22 thoughts on “How Google might Identify Primary Versions of Duplicate Pages”

  1. Hi Bill,
    I am always thankful for the informative posts that you share.
    I have been following your blog for a long time and this ti8me I got something that I was looking for.
    Thanks for the great share.
    have a good weekend.

  2. Hi Robin,

    Glad that you liked this post. I didn’t know that Google would spend a lot of effort determining which page was a primary version of a set of duplicate pages. You have a good weekend, too.

  3. Usually, I never comment on blogs but your article convinced me to comment on it as is written so well. And telling someone how awesome they are is essential so that on my part I convince you to write more often.

  4. One of the factors you listed from the patent for determining the primary document is “the source”. This to me means Google is using a quality, authority, and/or trustworthiness score as a factor for determining which domain wins the primary document SERP battle for duplicate content.

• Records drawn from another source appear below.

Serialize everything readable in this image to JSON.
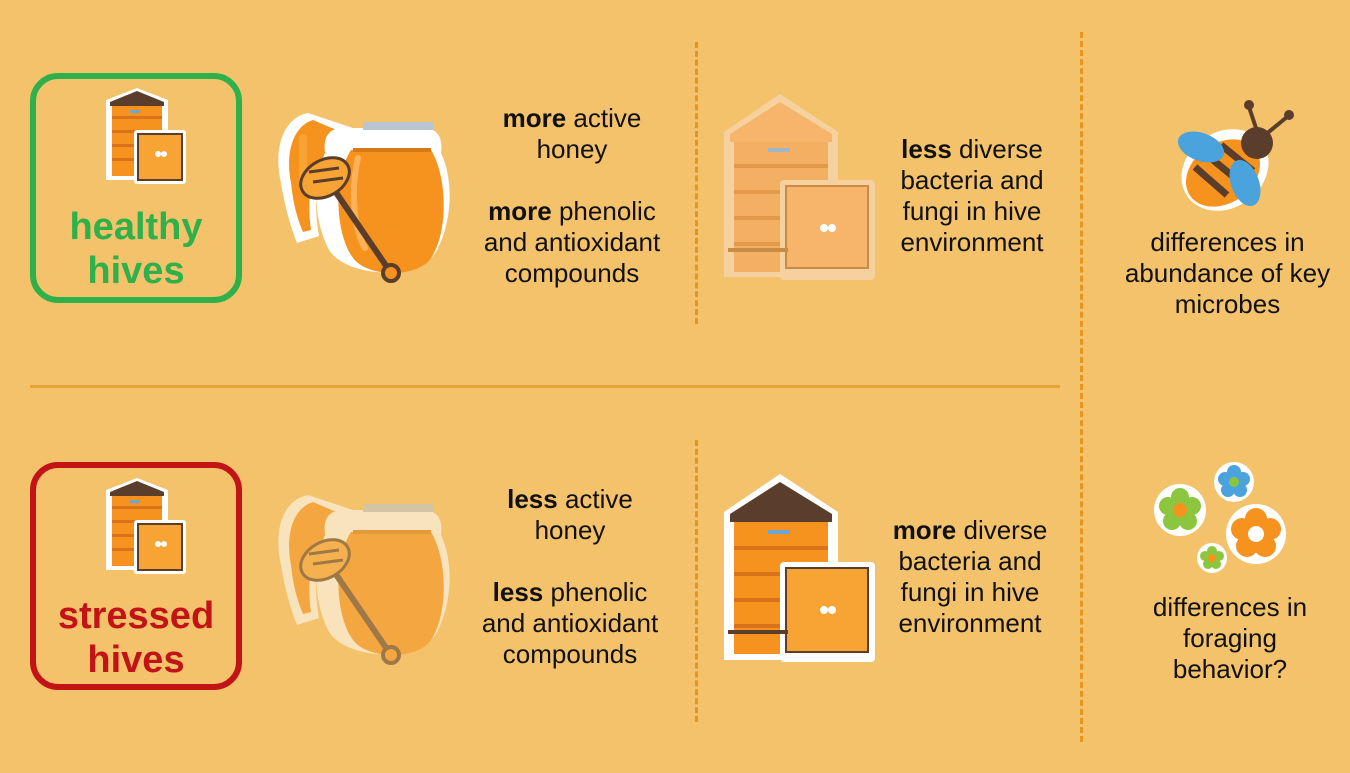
{
  "colors": {
    "background": "#f3c26b",
    "healthy_green": "#2eb04b",
    "stressed_red": "#c21416",
    "honey_orange": "#f6921e",
    "hive_brown": "#5a3d2b",
    "dash_orange": "#e8951e"
  },
  "rows": [
    {
      "status": {
        "line1": "healthy",
        "line2": "hives"
      },
      "honey_activity": {
        "qualifier": "more",
        "rest1": " active",
        "rest2": "honey"
      },
      "compounds": {
        "qualifier": "more",
        "rest1": " phenolic",
        "rest2": "and antioxidant",
        "rest3": "compounds"
      },
      "microbes": {
        "qualifier": "less",
        "rest1": " diverse",
        "rest2": "bacteria and",
        "rest3": "fungi in hive",
        "rest4": "environment"
      }
    },
    {
      "status": {
        "line1": "stressed",
        "line2": "hives"
      },
      "honey_activity": {
        "qualifier": "less",
        "rest1": " active",
        "rest2": "honey"
      },
      "compounds": {
        "qualifier": "less",
        "rest1": " phenolic",
        "rest2": "and antioxidant",
        "rest3": "compounds"
      },
      "microbes": {
        "qualifier": "more",
        "rest1": " diverse",
        "rest2": "bacteria and",
        "rest3": "fungi in hive",
        "rest4": "environment"
      }
    }
  ],
  "side_notes": {
    "abundance": {
      "line1": "differences in",
      "line2": "abundance of key",
      "line3": "microbes"
    },
    "foraging": {
      "line1": "differences in",
      "line2": "foraging",
      "line3": "behavior?"
    }
  },
  "icons": {
    "small_hive": "beehive-icon",
    "honey_jar": "honey-jar-icon",
    "large_hive": "beehive-icon",
    "bee": "bee-icon",
    "flowers": "flower-icon"
  }
}
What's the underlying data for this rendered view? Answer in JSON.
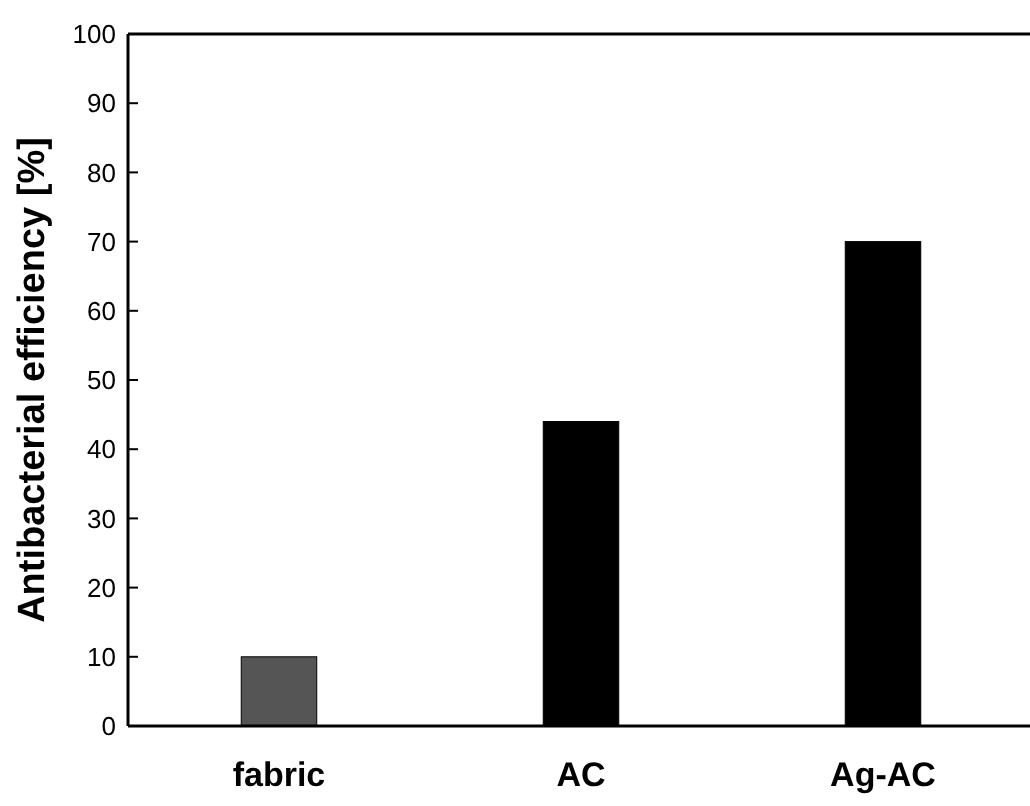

Interestingly hasn’t Google also been pushing published and modified date in schema more recently too?

  5. Hi there, simply became aware of your blog thru Google, and located that it’s really informative. I will be grateful for those who continue this in future. Lots of people will be benefited from your writing. Cheers!

  6. Google spends a lot of money when it comes to its search engine so there’s a lot of effort put in to determine which page is a primary version of a set of duplicate pages.. But many SEOers feels (argue) they don’t see any of this in action… What do you think Bill, is it true?

  7. Wow! I really appreciate the fact that you have written on topic and made it so clear, it is a different topic and very less people can write in a manner that everything gets clear. Also, I love the layout of your page and the images used are very attractive.

  8. Goodness! I truly welcome the way that you have composed on subject and made it so clear, it is an alternate theme and less individuals can write in a way that everything gets clear. Additionally, I adore the design of your page and the pictures utilized are exceptionally alluring.

  9. Thank you so much for posting this. I hard heard that you “weren’t supposed to duplicate content” but I didn’t know if that were true, or why it might be the case if it were. I now get it – finally – and thoroughly intend to read through lots more of your blog seeing as I’m trying to sort out my own site. I made a lot of mistakes at the beginning but you don’t know what it is that you don’t know! 🙂

  10. Hi Erika,

    Google spokespeople state that there is no such thing as a duplicate content penalty. Ideally, you don’t want to duplicate content, because every page on your site is a new opportunity to rank for something else that your visitors might be interested in visiting and reading. It’s possible that if Google sees the same title and snippet from two different pages, Google may filter one of those pages out of search results because they want to provide diverse results that are unique.

  11. Hi Targetmedia,

    SEOs wouldn’t see duplicated pages in search results if one or more of the duplicates have been filtered out of those search results.

  12. Useful information like this one must be kept and maintained so I will put
    this one on my bookmark list! Thanks for this wonderful post and hoping to
    post more of this!

  13. Hi Sir,

    I am first time visit your website and read this post. really informative. I have 7 years experience in SEO. but daily learn.

    I learn lots of points from this post. this query already in my mind today clear all those things.

    Thanks you so much sir.

  14. Hi there, simply became aware of your blog thru Google, and located that it’s really informative. I will be grateful for those who continue this in future. Lots of people will be benefited from your writing. Cheers!

  15. Hii Bill Slawski, Your topic about identify primary versions of duplicate pages is very informatic thanks to sharing this type of knowledge, actually, I am a doctor and I have a website that’s why I am very curious about Google updates and algorithm. Keep sharing bill

Leave a Reply

Your email address will not be published. Required fields are marked *

This site uses Akismet to reduce spam. Learn how your comment data is processed.